O caso envolve a imagem “A Recent Entrance to Paradise“, gerada pelo sistema de IA DABUS. O U.S. Copyright Office já havia rejeitado o pedido em 2022 por falta de autoria humana. A decisão final confirma que, nos Estados Unidos, máquinas não podem ser legalmente donas de propriedades intelectuais.
Exigência de autor humano é o pilar central para a concessão de direito autoral nos EUA
O órgão de direitos autorais dos EUA negou o pedido de Thaler afirmando que a criatividade exige autores humanos. Essa posição foi mantida por um juiz federal em 2023, que chamou a autoria humana de “requisito fundamental“. Em 2025, um tribunal de apelações reafirmou que a lei não protege obras feitas apenas por máquinas. O processo agora se encerra sem que as regras atuais sejam alteradas.

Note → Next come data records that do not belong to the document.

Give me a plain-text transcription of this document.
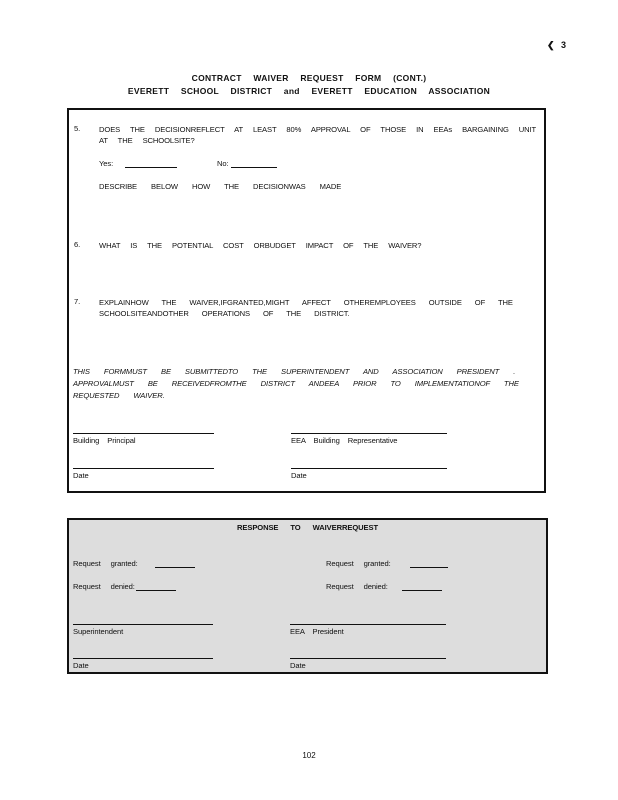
❮ 3
CONTRACT WAIVER REQUEST FORM (CONT.)
EVERETT SCHOOL DISTRICT and EVERETT EDUCATION ASSOCIATION
5. DOES THE DECISIONREFLECT AT LEAST 80% APPROVAL OF THOSE IN EEAs BARGAINING UNIT AT THE SCHOOLSITE?
Yes:	No:
DESCRIBE BELOW HOW THE DECISIONWAS MADE
6. WHAT IS THE POTENTIAL COST ORBUDGET IMPACT OF THE WAIVER?
7. EXPLAINHOW THE WAIVER,IFGRANTED,MIGHT AFFECT OTHEREMPLOYEES OUTSIDE OF THE SCHOOLSITEANDOTHER OPERATIONS OF THE DISTRICT.
THIS FORMMUST BE SUBMITTEDTO THE SUPERINTENDENT AND ASSOCIATION PRESIDENT . APPROVALMUST BE RECEIVEDFROMTHE DISTRICT ANDEEA PRIOR TO IMPLEMENTATIONOF THE REQUESTED WAIVER.
Building Principal	EEA Building Representative
Date	Date
RESPONSE TO WAIVERREQUEST
Request granted:	Request granted:
Request denied:	Request denied:
Superintendent	EEA President
Date	Date
102
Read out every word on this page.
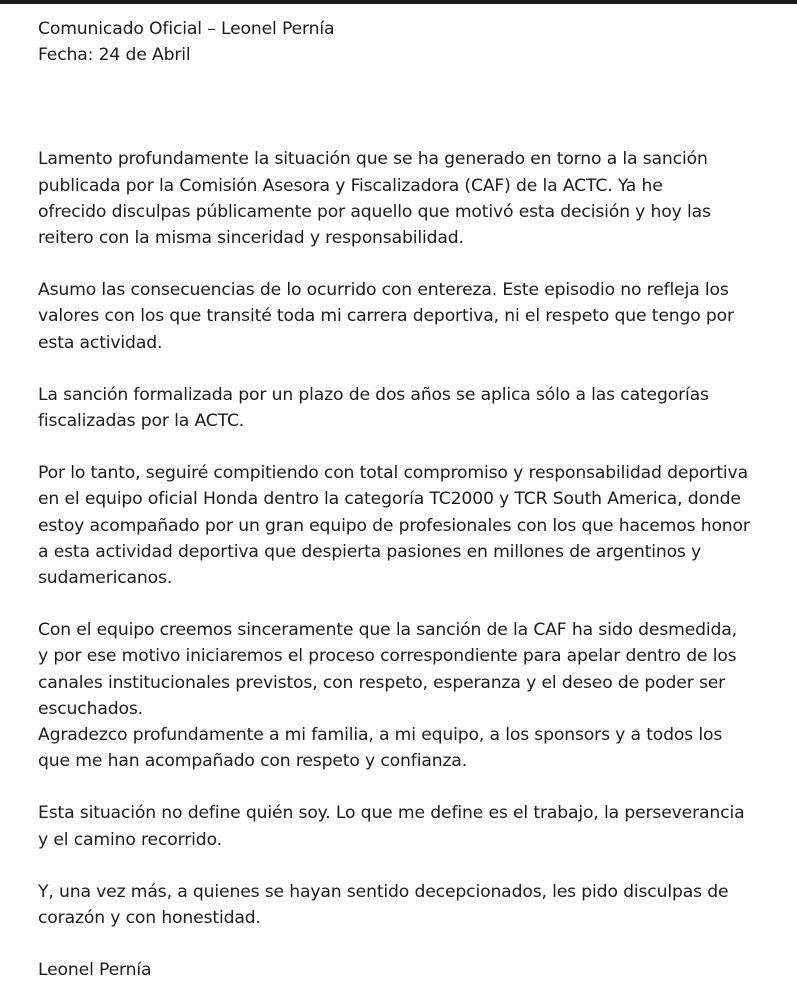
Comunicado Oficial – Leonel Pernía

Fecha: 24 de Abril

Lamento profundamente la situación que se ha generado en torno a la sanción
publicada por la Comisión Asesora y Fiscalizadora (CAF) de la ACTC. Ya he
ofrecido disculpas públicamente por aquello que motivó esta decisión y hoy las
reitero con la misma sinceridad y responsabilidad.

Asumo las consecuencias de lo ocurrido con entereza. Este episodio no refleja los
valores con los que transité toda mi carrera deportiva, ni el respeto que tengo por
esta actividad.

La sanción formalizada por un plazo de dos años se aplica sólo a las categorías
fiscalizadas por la ACTC.

Por lo tanto, seguiré compitiendo con total compromiso y responsabilidad deportiva
en el equipo oficial Honda dentro la categoría TC2000 y TCR South America, donde
estoy acompañado por un gran equipo de profesionales con los que hacemos honor
a esta actividad deportiva que despierta pasiones en millones de argentinos y
sudamericanos.

Con el equipo creemos sinceramente que la sanción de la CAF ha sido desmedida,
y por ese motivo iniciaremos el proceso correspondiente para apelar dentro de los
canales institucionales previstos, con respeto, esperanza y el deseo de poder ser
escuchados.
Agradezco profundamente a mi familia, a mi equipo, a los sponsors y a todos los
que me han acompañado con respeto y confianza.

Esta situación no define quién soy. Lo que me define es el trabajo, la perseverancia
y el camino recorrido.

Y, una vez más, a quienes se hayan sentido decepcionados, les pido disculpas de
corazón y con honestidad.

Leonel Pernía
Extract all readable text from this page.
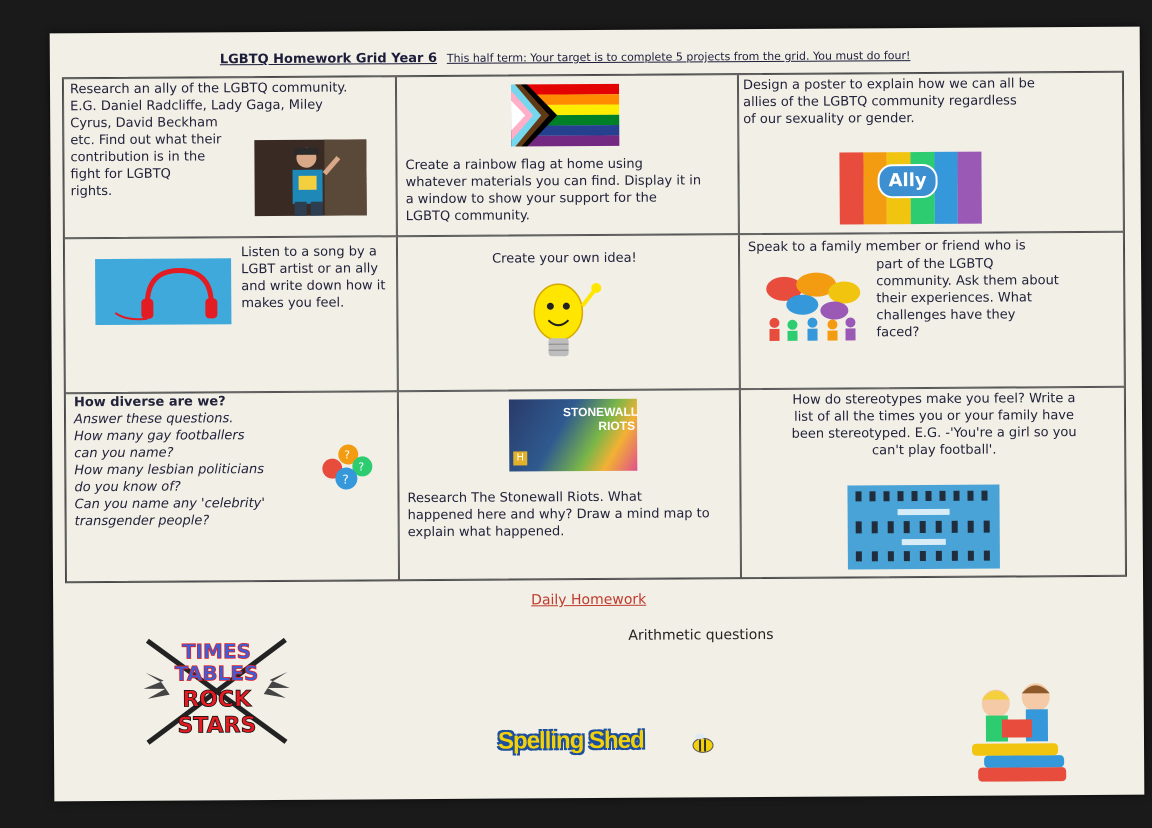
LGBTQ Homework Grid Year 6 This half term: Your target is to complete 5 projects from the grid. You must do four!
Research an ally of the LGBTQ community.
E.G. Daniel Radcliffe, Lady Gaga, Miley
Cyrus, David Beckham
etc. Find out what their
contribution is in the
fight for LGBTQ
rights.
Create a rainbow flag at home using
whatever materials you can find. Display it in
a window to show your support for the
LGBTQ community.
Design a poster to explain how we can all be
allies of the LGBTQ community regardless
of our sexuality or gender.
Ally
Listen to a song by a
LGBT artist or an ally
and write down how it
makes you feel.
Create your own idea!
Speak to a family member or friend who is
part of the LGBTQ
community. Ask them about
their experiences. What
challenges have they
faced?
How diverse are we?
Answer these questions.
How many gay footballers
can you name?
How many lesbian politicians
do you know of?
Can you name any 'celebrity'
transgender people?
?
?
?
STONEWALL
RIOTS
H
Research The Stonewall Riots. What
happened here and why? Draw a mind map to
explain what happened.
How do stereotypes make you feel? Write a
list of all the times you or your family have
been stereotyped. E.G. -'You're a girl so you
can't play football'.
Daily Homework
Arithmetic questions
TIMES
TABLES
ROCK
STARS
Spelling Shed
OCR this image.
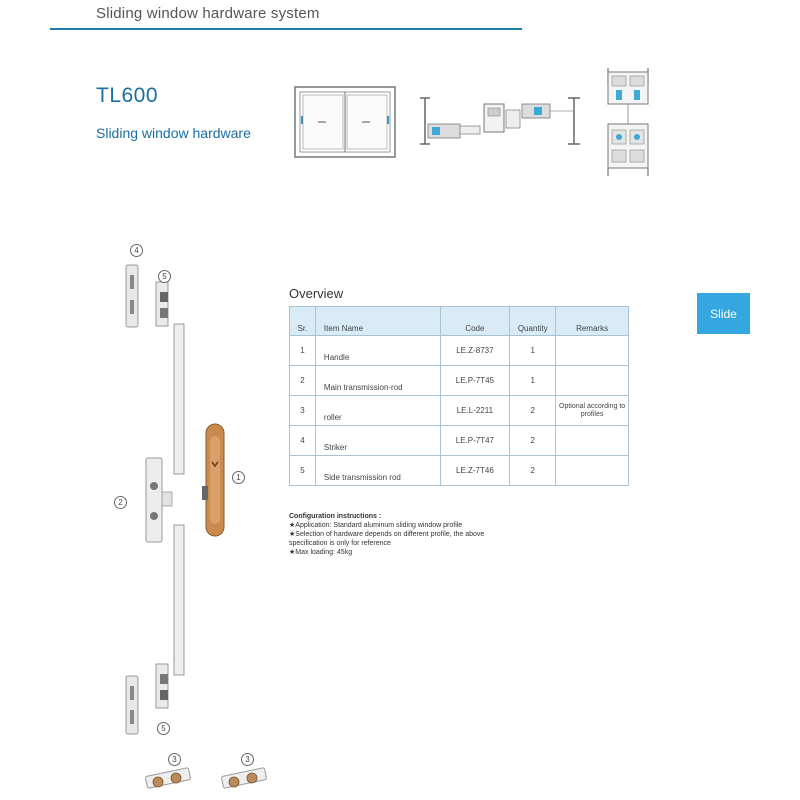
Sliding window hardware system
TL600
Sliding window hardware
Slide
4
5
2
1
5
3	3
Overview
Sr.	Item Name	Code	Quantity	Remarks
1	Handle	LE.Z-8737	1	
2	Main transmission-rod	LE.P-7T45	1	
3	roller	LE.L-2211	2	Optional according to profiles
4	Striker	LE.P-7T47	2	
5	Side transmission rod	LE.Z-7T46	2	
Configuration instructions :
★Application: Standard aluminum sliding window profile
★Selection of hardware depends on different profile, the above specification is only for reference
★Max loading: 45kg
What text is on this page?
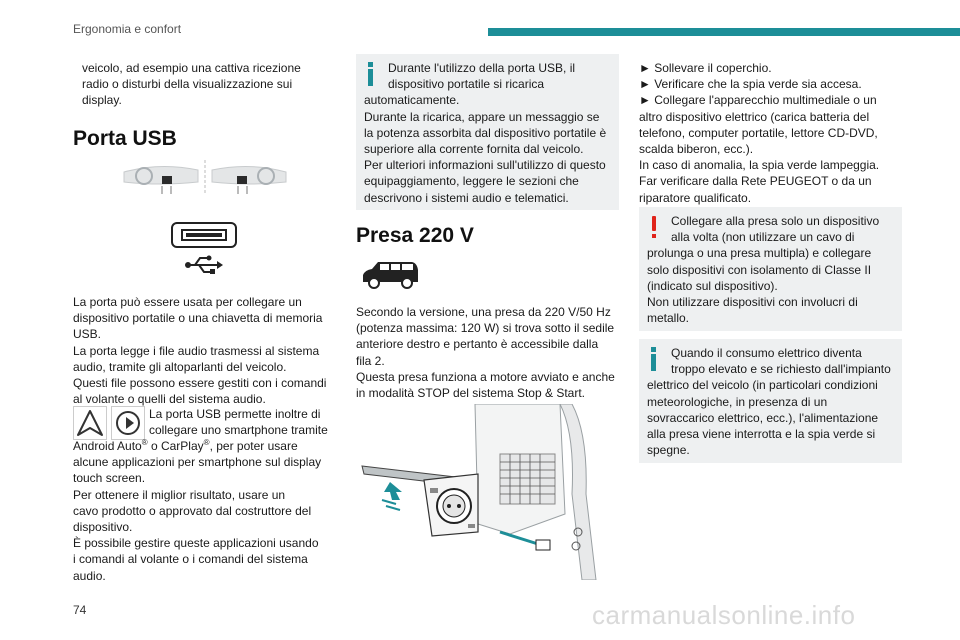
Ergonomia e confort
veicolo, ad esempio una cattiva ricezione
radio o disturbi della visualizzazione sui
display.
Porta USB
La porta può essere usata per collegare un
dispositivo portatile o una chiavetta di memoria
USB.
La porta legge i file audio trasmessi al sistema
audio, tramite gli altoparlanti del veicolo.
Questi file possono essere gestiti con i comandi
al volante o quelli del sistema audio.
La porta USB permette inoltre di
collegare uno smartphone tramite
Android Auto® o CarPlay®, per poter usare
alcune applicazioni per smartphone sul display
touch screen.
Per ottenere il miglior risultato, usare un
cavo prodotto o approvato dal costruttore del
dispositivo.
È possibile gestire queste applicazioni usando
i comandi al volante o i comandi del sistema
audio.
Durante l'utilizzo della porta USB, il
dispositivo portatile si ricarica
automaticamente.
Durante la ricarica, appare un messaggio se
la potenza assorbita dal dispositivo portatile è
superiore alla corrente fornita dal veicolo.
Per ulteriori informazioni sull'utilizzo di questo
equipaggiamento, leggere le sezioni che
descrivono i sistemi audio e telematici.
Presa 220 V
Secondo la versione, una presa da 220 V/50 Hz
(potenza massima: 120 W) si trova sotto il sedile
anteriore destro e pertanto è accessibile dalla
fila 2.
Questa presa funziona a motore avviato e anche
in modalità STOP del sistema Stop & Start.
► Sollevare il coperchio.
► Verificare che la spia verde sia accesa.
► Collegare l'apparecchio multimediale o un
altro dispositivo elettrico (carica batteria del
telefono, computer portatile, lettore CD-DVD,
scalda biberon, ecc.).
In caso di anomalia, la spia verde lampeggia.
Far verificare dalla Rete PEUGEOT o da un
riparatore qualificato.
Collegare alla presa solo un dispositivo
alla volta (non utilizzare un cavo di
prolunga o una presa multipla) e collegare
solo dispositivi con isolamento di Classe II
(indicato sul dispositivo).
Non utilizzare dispositivi con involucri di
metallo.
Quando il consumo elettrico diventa
troppo elevato e se richiesto dall'impianto
elettrico del veicolo (in particolari condizioni
meteorologiche, in presenza di un
sovraccarico elettrico, ecc.), l'alimentazione
alla presa viene interrotta e la spia verde si
spegne.
74	carmanualsonline.info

A obra em disputa, que mostra trilhos de trem e vegetação, foi criada de forma independente pela IA. Thaler argumentou que seu sistema agiu sozinho, o que diferencia este caso de artistas que usam o Midjourney, por exemplo. Ele queria que a IA fosse reconhecida como autora para que ele, como dono do software, ficasse com os direitos autorais.
O governo de Donald Trump pediu que a Suprema Corte não aceitasse o recurso de Thaler. A justificativa é que a lei de direitos autorais se refere claramente a seres humanos, não a máquinas. Thaler também já teve pedidos de patentes negados pelo mesmo motivo. O escritório de patentes entende que uma IA não pode ser considerada uma inventora oficial.
A defesa do cientista afirmou que a falta de proteção para criações de IA pode prejudicar a indústria criativa. Segundo os advogados, a decisão desencoraja o uso e o desenvolvimento de novas tecnologias nos EUA. Por enquanto, a justiça americana mantém o foco na intervenção humana para validar qualquer proteção legal.